佐野麗佳は優等生であることを辞めた
佐野麗佳は、9年の義務教育を終えて、優等生であることを辞めた。
時間感覚をもたない海月(くらげ)が老後の心配をしないように、麗佳も《今この瞬間》だけに生きていた。月末の悩みは月末に悩めばよいし、老後の心配は老後に心配すればよい。いつか役に立つとか、この先必要になるといった売り文句は、全米が泣いたという宣伝くらい信用していなかったし、もしものための生命保険は来世の心配をするようなものだと考えていた。

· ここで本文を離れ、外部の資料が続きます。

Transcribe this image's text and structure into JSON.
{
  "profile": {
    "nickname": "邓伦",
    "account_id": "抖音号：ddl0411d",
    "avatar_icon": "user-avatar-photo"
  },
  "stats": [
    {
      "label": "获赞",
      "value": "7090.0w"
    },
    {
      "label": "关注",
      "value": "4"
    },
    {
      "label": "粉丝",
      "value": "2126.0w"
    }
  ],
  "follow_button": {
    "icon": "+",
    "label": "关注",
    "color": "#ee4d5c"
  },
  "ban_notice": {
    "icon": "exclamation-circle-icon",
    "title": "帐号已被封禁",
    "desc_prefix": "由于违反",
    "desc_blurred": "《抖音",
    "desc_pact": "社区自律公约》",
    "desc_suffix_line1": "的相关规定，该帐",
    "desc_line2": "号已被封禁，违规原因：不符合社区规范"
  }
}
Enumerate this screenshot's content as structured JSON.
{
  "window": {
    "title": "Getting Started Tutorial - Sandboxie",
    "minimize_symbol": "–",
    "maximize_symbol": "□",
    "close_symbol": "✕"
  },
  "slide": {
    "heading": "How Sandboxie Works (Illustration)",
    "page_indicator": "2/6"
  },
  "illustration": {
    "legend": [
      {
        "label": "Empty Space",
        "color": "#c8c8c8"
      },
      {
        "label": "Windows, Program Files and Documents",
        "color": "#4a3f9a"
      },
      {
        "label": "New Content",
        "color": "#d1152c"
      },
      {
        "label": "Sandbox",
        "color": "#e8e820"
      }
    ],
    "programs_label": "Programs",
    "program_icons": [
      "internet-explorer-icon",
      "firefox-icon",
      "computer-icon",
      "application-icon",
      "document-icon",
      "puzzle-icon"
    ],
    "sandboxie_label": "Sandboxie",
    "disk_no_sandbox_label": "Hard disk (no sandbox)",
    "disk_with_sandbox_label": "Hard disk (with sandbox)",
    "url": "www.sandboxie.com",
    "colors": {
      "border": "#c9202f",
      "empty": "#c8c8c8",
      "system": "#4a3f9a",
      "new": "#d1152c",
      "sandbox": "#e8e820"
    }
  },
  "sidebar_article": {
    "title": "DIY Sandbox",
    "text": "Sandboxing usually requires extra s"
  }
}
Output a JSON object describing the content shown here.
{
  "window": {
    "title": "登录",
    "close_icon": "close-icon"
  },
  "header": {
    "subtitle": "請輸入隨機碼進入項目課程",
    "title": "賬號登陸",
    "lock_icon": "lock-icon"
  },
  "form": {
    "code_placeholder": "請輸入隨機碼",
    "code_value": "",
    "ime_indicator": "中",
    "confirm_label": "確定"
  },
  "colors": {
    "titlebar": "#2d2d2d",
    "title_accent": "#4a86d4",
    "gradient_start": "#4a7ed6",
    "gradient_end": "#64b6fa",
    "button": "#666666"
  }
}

彼女がそのような思想に至ったのは、ちょうど義務教育を終えた年だった。「勉強を頑張れば将来幸せになれる」という言葉を信じて、9年間も優等生を演じたのに、その先にいた《義務を終えた人たち》は、受験やら就活やら蓄財やら、誰も彼もが先のことばかり心配しているように見えたからだ。同級生たちは何の疑いもなく将来を見据えた就職活動を始めたが、麗佳だけはこんな茶番にはもう付き合わないぞと、理屈よりも心の声に従うことにした。
彼女はどこかの国に出かけるとき、いつも片道切符を買った。帰りのことは帰りに考えればよいからだ。欲しいものに出逢ったなら、支払い能力を超えてクレジット・カードを切った。支払いのことは支払日に考えればよいからだ。二枚貝のように泳ぎが苦手だったが、美しい海を見つけたら頭から飛び込んだ。溺れる心配は溺れたときにすればよいからだ。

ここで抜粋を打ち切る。